Is it true that?: $$ \sum_{i=n}^m \frac{1}{\sqrt{i}} = O \left( \sqrt{ \frac{m-n}{n}} \right) $$ In special case if we have $n = 1$, is it true that?: $$ \sum_{i=1}^m \frac{1}{\sqrt{i}} = O \left( \sqrt{ m-1 } \right) $$

Answer 1

Fix $n \in \mathbb{N}-\left\{0\right\}$. One may use Stolz–Cesàro theorem: $$\lim_{m \to \infty} \frac{\sum \limits_{k=n}^{m} \frac{1}{\sqrt k}}{2\sqrt{ m-n}} = \lim_{m \rightarrow \infty}\frac{\frac{1}{\sqrt m}}{2(\sqrt{ m-n} - \sqrt{ m-n-1})} = \frac{1}{2} \lim_{n \rightarrow \infty} \frac{\sqrt{ m-n} + \sqrt{ m-n-1}}{\sqrt m} = 1,$$ giving, as $m \to \infty$,

$$ \sum_{i=n}^m \frac{1}{\sqrt{i}} = O \left( \sqrt{ \frac{m-n}{n}} \right)=O \left( \sqrt{ m} \right) $$

as announced.

Answer 2

The other answer addresses your general question (with a big hammer).

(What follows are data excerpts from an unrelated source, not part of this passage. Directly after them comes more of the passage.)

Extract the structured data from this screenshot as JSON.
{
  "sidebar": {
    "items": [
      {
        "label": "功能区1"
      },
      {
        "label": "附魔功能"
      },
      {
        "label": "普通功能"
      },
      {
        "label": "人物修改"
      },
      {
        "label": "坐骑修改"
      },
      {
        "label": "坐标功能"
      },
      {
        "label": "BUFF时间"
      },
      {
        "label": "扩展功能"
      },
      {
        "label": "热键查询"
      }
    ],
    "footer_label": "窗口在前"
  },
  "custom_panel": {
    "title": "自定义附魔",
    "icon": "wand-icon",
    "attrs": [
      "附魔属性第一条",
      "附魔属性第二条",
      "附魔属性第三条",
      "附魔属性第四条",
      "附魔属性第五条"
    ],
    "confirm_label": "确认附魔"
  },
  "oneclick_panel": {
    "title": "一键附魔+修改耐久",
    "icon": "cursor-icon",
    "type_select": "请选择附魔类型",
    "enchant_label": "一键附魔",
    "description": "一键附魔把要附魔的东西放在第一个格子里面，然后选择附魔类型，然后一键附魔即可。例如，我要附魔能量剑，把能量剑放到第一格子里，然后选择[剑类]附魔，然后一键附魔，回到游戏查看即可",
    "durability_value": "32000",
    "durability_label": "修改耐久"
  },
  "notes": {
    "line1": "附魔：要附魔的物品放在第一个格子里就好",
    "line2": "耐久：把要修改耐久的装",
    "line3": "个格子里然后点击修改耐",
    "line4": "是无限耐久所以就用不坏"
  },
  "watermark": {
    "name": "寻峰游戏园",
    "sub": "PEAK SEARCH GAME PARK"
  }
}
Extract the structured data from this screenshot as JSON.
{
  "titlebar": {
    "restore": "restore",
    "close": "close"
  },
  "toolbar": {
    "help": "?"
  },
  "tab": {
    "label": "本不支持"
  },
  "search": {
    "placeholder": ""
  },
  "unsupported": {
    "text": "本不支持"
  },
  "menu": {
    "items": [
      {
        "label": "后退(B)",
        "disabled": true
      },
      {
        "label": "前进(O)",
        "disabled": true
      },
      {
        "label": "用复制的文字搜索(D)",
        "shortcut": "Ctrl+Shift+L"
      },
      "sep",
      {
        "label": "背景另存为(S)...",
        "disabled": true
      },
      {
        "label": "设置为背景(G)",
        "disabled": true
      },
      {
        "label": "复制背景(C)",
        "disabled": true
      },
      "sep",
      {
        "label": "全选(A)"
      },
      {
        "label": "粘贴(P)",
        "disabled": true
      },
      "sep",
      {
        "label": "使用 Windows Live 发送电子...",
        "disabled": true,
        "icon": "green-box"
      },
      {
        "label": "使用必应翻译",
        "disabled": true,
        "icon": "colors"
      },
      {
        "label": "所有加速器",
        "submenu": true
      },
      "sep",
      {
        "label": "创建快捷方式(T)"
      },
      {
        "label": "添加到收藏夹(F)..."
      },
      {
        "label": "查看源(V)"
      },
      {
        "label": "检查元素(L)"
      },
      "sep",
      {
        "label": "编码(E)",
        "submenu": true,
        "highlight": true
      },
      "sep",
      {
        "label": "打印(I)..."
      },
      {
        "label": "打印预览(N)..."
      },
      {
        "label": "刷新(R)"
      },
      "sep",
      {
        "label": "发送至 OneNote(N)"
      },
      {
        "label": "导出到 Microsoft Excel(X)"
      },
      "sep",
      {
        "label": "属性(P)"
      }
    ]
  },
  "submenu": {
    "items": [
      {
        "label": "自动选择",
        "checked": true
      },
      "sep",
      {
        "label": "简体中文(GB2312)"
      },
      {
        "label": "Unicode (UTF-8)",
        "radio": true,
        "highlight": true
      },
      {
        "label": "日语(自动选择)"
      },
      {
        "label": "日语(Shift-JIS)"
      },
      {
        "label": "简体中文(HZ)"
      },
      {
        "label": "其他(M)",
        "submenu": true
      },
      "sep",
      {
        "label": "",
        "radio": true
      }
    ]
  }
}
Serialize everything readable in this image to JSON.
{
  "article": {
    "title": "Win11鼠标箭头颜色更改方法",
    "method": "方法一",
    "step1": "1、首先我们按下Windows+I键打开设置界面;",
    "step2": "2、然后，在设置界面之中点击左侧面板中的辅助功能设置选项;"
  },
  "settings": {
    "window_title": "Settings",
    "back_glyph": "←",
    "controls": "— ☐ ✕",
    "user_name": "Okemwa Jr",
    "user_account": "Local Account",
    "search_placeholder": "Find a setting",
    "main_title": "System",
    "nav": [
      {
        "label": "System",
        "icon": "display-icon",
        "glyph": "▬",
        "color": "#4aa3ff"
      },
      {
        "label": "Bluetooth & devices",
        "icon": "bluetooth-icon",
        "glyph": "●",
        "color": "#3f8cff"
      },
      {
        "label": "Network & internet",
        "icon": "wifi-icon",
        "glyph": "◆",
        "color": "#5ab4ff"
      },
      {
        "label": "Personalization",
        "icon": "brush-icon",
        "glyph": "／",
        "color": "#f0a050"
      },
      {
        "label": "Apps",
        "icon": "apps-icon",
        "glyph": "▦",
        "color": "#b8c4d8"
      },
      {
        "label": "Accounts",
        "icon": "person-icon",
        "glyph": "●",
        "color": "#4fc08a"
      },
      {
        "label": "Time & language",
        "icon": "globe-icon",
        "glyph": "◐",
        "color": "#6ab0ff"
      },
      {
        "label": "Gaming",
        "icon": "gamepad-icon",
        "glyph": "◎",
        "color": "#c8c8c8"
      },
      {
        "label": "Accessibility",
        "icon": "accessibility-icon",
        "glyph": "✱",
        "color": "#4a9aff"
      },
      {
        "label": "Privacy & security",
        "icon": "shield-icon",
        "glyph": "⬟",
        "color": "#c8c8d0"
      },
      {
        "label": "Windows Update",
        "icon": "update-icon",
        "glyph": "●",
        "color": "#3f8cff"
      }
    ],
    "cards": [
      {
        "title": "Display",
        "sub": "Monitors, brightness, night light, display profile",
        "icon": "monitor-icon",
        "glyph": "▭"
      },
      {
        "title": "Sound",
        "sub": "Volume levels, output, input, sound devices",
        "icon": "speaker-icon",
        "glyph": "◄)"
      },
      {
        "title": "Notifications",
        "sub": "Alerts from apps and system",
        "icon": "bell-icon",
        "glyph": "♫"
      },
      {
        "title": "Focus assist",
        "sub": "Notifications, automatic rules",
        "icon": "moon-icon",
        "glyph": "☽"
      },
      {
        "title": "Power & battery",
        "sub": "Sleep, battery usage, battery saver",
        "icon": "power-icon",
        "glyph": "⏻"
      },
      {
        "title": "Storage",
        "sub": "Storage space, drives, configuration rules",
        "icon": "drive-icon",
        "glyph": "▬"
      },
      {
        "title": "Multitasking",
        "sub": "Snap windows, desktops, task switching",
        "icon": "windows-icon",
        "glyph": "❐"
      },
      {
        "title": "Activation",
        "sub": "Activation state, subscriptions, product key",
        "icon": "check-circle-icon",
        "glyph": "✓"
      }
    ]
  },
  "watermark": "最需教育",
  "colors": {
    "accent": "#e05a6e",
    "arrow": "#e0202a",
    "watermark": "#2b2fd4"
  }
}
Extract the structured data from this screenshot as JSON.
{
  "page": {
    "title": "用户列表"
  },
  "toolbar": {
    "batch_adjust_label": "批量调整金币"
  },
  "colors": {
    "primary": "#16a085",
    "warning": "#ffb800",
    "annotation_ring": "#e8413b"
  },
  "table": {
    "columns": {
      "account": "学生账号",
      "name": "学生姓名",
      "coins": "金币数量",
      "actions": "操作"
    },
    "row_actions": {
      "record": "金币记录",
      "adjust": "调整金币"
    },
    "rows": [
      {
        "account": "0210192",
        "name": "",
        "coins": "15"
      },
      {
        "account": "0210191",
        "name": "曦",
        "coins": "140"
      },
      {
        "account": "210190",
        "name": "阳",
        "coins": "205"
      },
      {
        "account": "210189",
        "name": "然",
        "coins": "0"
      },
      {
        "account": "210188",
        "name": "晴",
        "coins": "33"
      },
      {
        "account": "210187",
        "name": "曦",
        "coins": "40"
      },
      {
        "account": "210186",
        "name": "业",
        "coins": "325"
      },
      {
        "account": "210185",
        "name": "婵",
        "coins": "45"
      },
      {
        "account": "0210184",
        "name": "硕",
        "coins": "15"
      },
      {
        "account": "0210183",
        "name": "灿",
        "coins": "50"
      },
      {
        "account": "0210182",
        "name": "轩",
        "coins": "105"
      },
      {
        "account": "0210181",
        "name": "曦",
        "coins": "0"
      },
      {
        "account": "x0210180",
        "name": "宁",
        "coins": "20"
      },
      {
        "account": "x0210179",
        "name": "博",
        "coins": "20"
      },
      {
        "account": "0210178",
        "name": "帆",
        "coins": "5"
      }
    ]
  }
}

A more elementary method for your other asymptotic estimate is ...

Observe that for $i \geq 1$, $\frac{1}{\sqrt{i}} - \frac{1}{\sqrt{i+1}} < \frac{1}{i}$, so the error in replacing $\sum_{i=1}^m i^{-1/2}$ with the integral of the same thing is at most $\ln m$. But, $\int_1^m i^{-1/2} \,\mathrm{d}i = 2(\sqrt{m}-1)$ and $\lim_{m \rightarrow \infty} \frac{\ln m}{\sqrt{m}} = 0$, so the error is asymptotically zero. I.e., $$ \sum_{i=1}^m i^{-1/2} \in O(\sqrt{m}) = O(\sqrt{m-1}) \text{.} $$